Question

A glass marble dropped from a certain height above the horizontal surface reaches the surface in time t and then continues to bounce up and down. The time in which the marble finally comes to rest will be (coefficient of restitution is e):
A) ${e^n}t$
B) ${e^2}t$
C) $t\left[ {\dfrac{{1 + e}}{{1 - e}}} \right]$
D) $t\left[ {\dfrac{{1 - e}}{{1 + e}}} \right]$

Answer 1

Here when the ball is dropped the initial velocity of the ball is zero and it is at maximum height and after the ball hits the ground and bounces upward the max height of the bounced ball would be less than the height when the ball was dropped, similarly the time and velocity to reach the ground varies by each bounce the ball makes.
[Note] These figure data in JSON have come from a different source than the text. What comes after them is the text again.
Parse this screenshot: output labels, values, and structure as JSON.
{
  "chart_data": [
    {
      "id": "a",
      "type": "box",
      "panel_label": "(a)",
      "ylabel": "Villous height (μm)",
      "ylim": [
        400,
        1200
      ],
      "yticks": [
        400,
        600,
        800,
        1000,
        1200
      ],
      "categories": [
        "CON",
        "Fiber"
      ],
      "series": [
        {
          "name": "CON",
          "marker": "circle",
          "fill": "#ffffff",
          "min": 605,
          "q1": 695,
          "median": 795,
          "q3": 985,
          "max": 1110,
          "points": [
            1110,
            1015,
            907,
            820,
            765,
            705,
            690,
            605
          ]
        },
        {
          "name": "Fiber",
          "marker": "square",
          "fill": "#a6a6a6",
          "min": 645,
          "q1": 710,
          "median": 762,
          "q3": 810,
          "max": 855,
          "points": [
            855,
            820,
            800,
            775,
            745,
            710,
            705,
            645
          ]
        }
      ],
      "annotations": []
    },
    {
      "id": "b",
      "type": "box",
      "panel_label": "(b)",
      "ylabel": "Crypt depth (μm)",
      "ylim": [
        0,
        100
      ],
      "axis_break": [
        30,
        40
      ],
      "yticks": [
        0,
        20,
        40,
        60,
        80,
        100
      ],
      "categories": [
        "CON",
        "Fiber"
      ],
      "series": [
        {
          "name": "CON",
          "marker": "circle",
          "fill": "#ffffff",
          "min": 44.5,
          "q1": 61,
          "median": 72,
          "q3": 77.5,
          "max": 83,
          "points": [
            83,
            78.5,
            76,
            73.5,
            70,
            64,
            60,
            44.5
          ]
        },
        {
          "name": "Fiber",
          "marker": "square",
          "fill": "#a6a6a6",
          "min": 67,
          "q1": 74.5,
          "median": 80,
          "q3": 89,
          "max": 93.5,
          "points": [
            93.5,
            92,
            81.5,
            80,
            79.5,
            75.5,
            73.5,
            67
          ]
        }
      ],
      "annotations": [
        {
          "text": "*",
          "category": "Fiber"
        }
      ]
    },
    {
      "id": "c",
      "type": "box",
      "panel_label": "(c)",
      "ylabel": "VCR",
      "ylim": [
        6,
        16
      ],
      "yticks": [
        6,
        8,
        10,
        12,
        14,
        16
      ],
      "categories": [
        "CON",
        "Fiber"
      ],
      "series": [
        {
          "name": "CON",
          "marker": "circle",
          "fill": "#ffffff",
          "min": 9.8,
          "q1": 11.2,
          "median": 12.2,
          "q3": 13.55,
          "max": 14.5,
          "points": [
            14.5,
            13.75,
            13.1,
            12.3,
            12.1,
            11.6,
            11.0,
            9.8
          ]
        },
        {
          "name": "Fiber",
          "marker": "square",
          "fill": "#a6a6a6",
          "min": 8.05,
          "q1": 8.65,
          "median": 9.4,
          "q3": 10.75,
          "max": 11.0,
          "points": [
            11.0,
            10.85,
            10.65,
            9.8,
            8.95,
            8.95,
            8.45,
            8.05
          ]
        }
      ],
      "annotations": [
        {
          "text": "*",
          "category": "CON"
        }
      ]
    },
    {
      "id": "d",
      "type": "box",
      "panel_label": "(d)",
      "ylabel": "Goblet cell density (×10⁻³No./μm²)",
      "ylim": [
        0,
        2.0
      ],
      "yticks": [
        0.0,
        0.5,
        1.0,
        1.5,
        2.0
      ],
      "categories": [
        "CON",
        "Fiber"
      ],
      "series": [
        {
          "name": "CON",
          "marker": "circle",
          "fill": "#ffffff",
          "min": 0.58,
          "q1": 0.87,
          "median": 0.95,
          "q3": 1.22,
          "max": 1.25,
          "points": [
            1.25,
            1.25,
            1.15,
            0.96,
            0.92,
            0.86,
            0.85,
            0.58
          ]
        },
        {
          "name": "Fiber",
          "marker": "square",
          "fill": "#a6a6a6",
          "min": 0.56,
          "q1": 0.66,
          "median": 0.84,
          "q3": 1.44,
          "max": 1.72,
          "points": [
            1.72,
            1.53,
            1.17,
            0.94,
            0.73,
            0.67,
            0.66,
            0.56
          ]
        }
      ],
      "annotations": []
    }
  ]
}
Complete step by step solution:
Here, the kinetic energy is equal to the potential energy as the ball reaches its max height:
$\dfrac{1}{2}m{v^2} = mgh$ ;
$\Rightarrow {v^2} = 2gh$;
Now, we apply the equation of kinematics:
$S = ut + \dfrac{1}{2}g{t^2}$ ;
Here, S = height; u = initial velocity =0 ; g = acceleration due to gravity and t = time taken;
$h = 0 + \dfrac{1}{2}g{t^2}$;
$h = \dfrac{1}{2}g{t^2}$;
Put the value of h in the equation ${v^2} = 2gh$:
$v = \sqrt {2g \times \dfrac{1}{2}g{t^2}}$;
$\Rightarrow v = \sqrt {{g^2}{t^2}}$;
Write the above equation in terms of time:
$\Rightarrow v = gt$;
$\Rightarrow \dfrac{v}{g} = t$;
Here, the velocity of separation $v'$ is the first velocity after the ball bounces upwards;
Now, we know that the coefficient of restitution is the velocity of separation upon the velocity of approach:
$e = \dfrac{{v'}}{v}$ ;
$ev = v'$;
Here, the ball after touching the ground first time will again go in the upward direction and would reach its maximum height:
${v^2} - {u^2} = 2as$;
Now, at max height of the ball the final velocity would be zero:
$0 - {\left( {v'} \right)^2} = - 2g{h_1}$;
$\Rightarrow {\left( {v'} \right)^2} = 2g{h_1}$;
Now, put $ev = v'$in the above relation:
${\left( {ev} \right)^2} = 2g{h_1}$;
$\Rightarrow \dfrac{{{{\left( {ev} \right)}^2}}}{{2g}} = {h_1}$;
Now, the time required by the ball to reach ${h_1}$:
Now, we know that:
${h_1} = \dfrac{1}{2}gt_1^2$;
Put the above relation in the equation:
$\Rightarrow \dfrac{{{{\left( {ev} \right)}^2}}}{{2g}} = \dfrac{1}{2}gt_1^2$
$\Rightarrow \dfrac{{ev}}{g} = {t_1}$;
Similarly, for the ball to come down:
$\Rightarrow \dfrac{{2ev}}{g} = {t_2}$;
Similarly, we can have n number time period for n number of bounces:
$t = {t_1} + {t_2} + {t_3} + {t_4}.........$
$\Rightarrow t = \dfrac{v}{g} + \dfrac{{2ev}}{g} + \dfrac{{{e^2}{v^2}}}{g} + .........$;
Take the common out:
$\Rightarrow t = \dfrac{v}{g}\left( {e + 2e + 2{e^2} + .....} \right)$;
Now, $\dfrac{v}{g}$= t;
$\Rightarrow t = t\left( {1 + 2e + 2{e^2} + .....} \right)$;
$\Rightarrow t = t\left( {1 + 2e\left( {1 + e + {e^2}} \right).....} \right)$;
Apply property of geometric progression:
$\Rightarrow t = t\left( {1 + 2e\left( {\dfrac{1}{{1 - e}}} \right)} \right)$;
Take, the LCM:
$\Rightarrow t = t\left( {\dfrac{{1 - e + 2e}}{{1 - e}}} \right)$;
$\Rightarrow t = t\left( {\dfrac{{1 + e}}{{1 - e}}} \right)$;

Final Answer: Option “C” is correct.

Note: The process is very lengthy so, go step by step and carefully make relations. In the first case when the ball is dropped the K.E = P.E (vice-versa is also true), now similarly for the second time the ball bounces make an equation for v and t and so on. Do this for three bounces and then make a G.P and apply the property of G.P (Geometric Progression) including coefficient of restitution after the first bounce.